Bollettino da Parigi, 4° giorno: litigi durante i negoziati Cop21, i delegati non si fidano

[4 Dicembre 2015]

La mattinata di ieri si è aperta con una discussione sui contributi nazionali volontari (Indcs), relativamente ad un dialogo di facilitazione che nel 2018-2019 dovrà fare un primo bilancio dell’andamento degli stessi.  È stato discusso poi un eventuale rapporto che l’Ipcc dovrebbe consegnare nel 2018 o 2019 sull’impatto di lungo periodo dell’innalzamento delle temperature, al quale alcuni paesi sono propensi a coinvolgere gli esperti dell’Ipcc.

Infine, si è parlato del futuro della piattaforma Adp, il cui compito era di raggiungere un accordo qui a Parigi e che quindi vedrà il proprio mandato esaurirsi in questa conferenza. In sostituzione, è stata annunciata la creazione dell’Apo (Ad hoc Working Group on the Paris Agreement), che a partire dal 2016 avrà lo scopo di preparare l’entrata in vigore dell’accordo di Parigi e di convocare la prima sessione della Conferenza delle parti aderenti all’accordo di Parigi (Cma).

Nel corso del pomeriggio, invece, i facilitatori dei vari gruppi di lavoro informali hanno fatto il punto della situazione, che ha evidenziato una situazione al momento critica: praticamente nessun progresso su adattamento, pre-2020, sviluppo tecnologico, meccanismi di compliance, finanza, trasparenza. Qualche progresso su mitigazione, preambolo e global stocktake.

Ciò ha inevitabilmente portato alla crescita della tensione fra i delegati governativi. In seguito ai report dei co-facilitatori dai vari meeting informali, le Parti hanno cominciato ad accusarsi di ostacolare i negoziati (gli uni) e di perdere tempo dietro il “gioco delle colpe” (gli altri). In particolare,

il Sud Africa ha lamentato un progresso irregolare fra le varie sezioni, il Venezuela ha criticato apertamente il co-facilitatore, chiedendo più rispetto per i delegati; Tuvalu lamenta le scarse discussioni sul loss and damage per “colpa” dell’adattamento, che ha dominato le conversazioni (i due temi sono ancora sostanzialmente legati nella stessa sezione).

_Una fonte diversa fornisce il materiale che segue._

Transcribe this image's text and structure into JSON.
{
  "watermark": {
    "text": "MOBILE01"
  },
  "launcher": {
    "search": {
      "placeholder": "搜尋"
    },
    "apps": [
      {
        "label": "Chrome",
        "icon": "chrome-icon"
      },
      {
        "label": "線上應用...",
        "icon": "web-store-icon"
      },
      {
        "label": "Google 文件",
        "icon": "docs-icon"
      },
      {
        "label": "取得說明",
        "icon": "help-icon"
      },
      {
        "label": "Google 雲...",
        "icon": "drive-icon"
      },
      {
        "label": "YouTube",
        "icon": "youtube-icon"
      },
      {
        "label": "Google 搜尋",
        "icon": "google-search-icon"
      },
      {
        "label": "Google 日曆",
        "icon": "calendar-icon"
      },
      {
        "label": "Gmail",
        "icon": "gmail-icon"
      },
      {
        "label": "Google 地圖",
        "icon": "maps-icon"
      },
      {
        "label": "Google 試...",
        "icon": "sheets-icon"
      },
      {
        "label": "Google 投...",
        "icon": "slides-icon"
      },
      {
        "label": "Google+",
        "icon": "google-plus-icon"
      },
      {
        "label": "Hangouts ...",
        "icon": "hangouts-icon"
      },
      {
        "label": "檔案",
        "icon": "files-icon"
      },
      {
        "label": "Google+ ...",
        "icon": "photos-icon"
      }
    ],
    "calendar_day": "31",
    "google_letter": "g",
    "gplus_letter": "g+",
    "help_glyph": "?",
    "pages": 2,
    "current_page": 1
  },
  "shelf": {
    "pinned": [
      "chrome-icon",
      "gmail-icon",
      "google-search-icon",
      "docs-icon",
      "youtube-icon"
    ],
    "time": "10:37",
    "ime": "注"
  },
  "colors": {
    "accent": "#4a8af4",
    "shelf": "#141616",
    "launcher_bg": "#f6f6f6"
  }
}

La Bolivia (per conto di G77 e Cina) e la Malesia esprimono forte preoccupazione circa i negoziati, sostenendo di aver lavorato sodo ma di aver ricevuto sempre risposte negative dai paesi sviluppati, che hanno sempre proposto le opzioni “no-testo”.

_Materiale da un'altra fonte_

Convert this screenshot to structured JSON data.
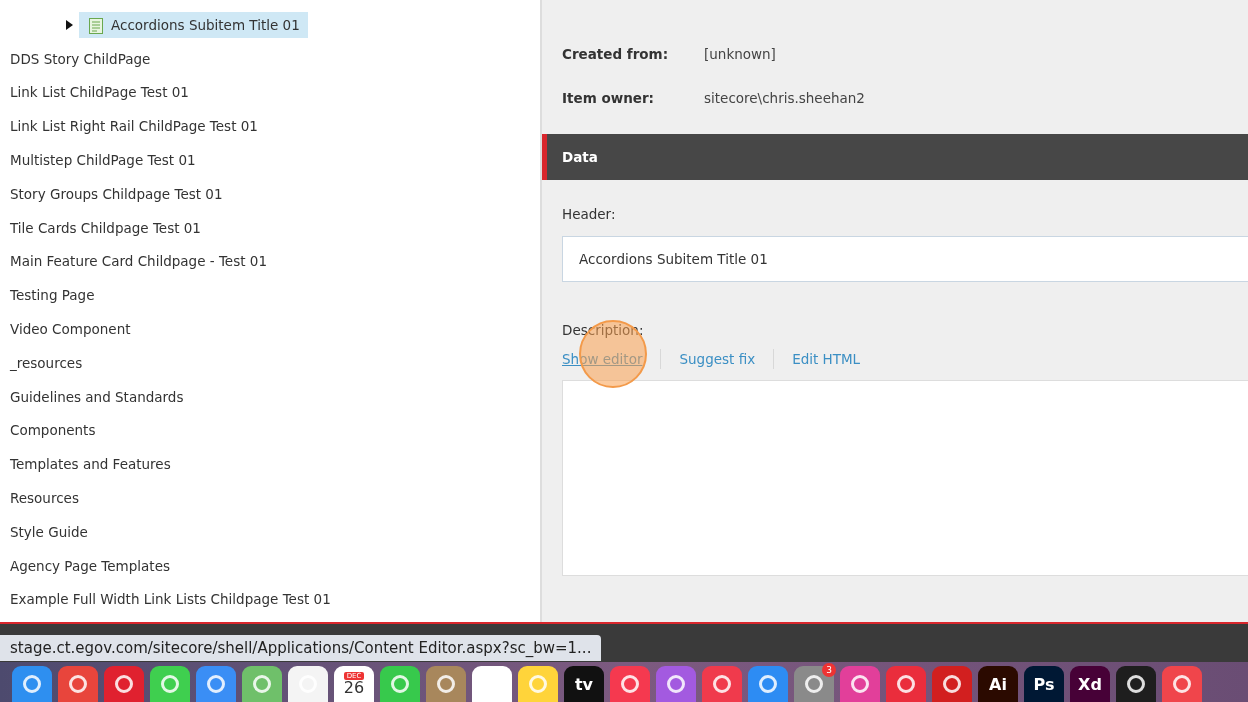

Alle critiche ha risposto l’Ue, che ha invece lamentato preoccupazioni circa le esternazioni degli altri paesi riguardo la presunta mancanza di flessibilità, sottolineando come sia necessario andare oltre il “gioco delle colpe”: durante la settimana, l’Ue avrebbe infatti in realtà avanzato proposte di convergenza e ritiene vi sia ancora la volontà politica per raggiungere un accordo su tutte le questioni. Riguardo la finanza, l’Unione ha ribadito l’impegno di raggiungere l’obiettivo di 100 miliardi e di proseguire anche dopo il 2020 e di volere un obiettivo a lungo termine.

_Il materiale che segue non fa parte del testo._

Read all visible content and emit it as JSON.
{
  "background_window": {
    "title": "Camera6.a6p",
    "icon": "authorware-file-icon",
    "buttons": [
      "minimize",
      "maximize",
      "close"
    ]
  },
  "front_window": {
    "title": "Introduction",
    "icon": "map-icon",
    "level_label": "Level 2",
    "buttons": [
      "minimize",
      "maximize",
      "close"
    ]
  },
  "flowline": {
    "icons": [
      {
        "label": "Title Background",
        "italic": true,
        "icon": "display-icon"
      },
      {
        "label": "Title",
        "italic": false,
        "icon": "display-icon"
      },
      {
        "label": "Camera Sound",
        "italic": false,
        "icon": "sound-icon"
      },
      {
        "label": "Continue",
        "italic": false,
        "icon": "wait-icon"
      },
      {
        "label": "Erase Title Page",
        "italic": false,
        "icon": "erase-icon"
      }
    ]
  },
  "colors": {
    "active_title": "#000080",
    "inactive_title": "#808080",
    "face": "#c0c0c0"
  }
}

Infine il commento del chair, che ha ribadito come ogni singolo documento che abbiamo prodotto da Ginevra in poi continuerà a essere un non-paper fino ad adozione in plenaria, e come restino circa 24 ore per finire i lavori in tempo, ma che «qualunque cosa (testo, ndr) si decida di portare avanti, dovrà essere accettabile per tutti: dobbiamo trovare un punto d’incontro».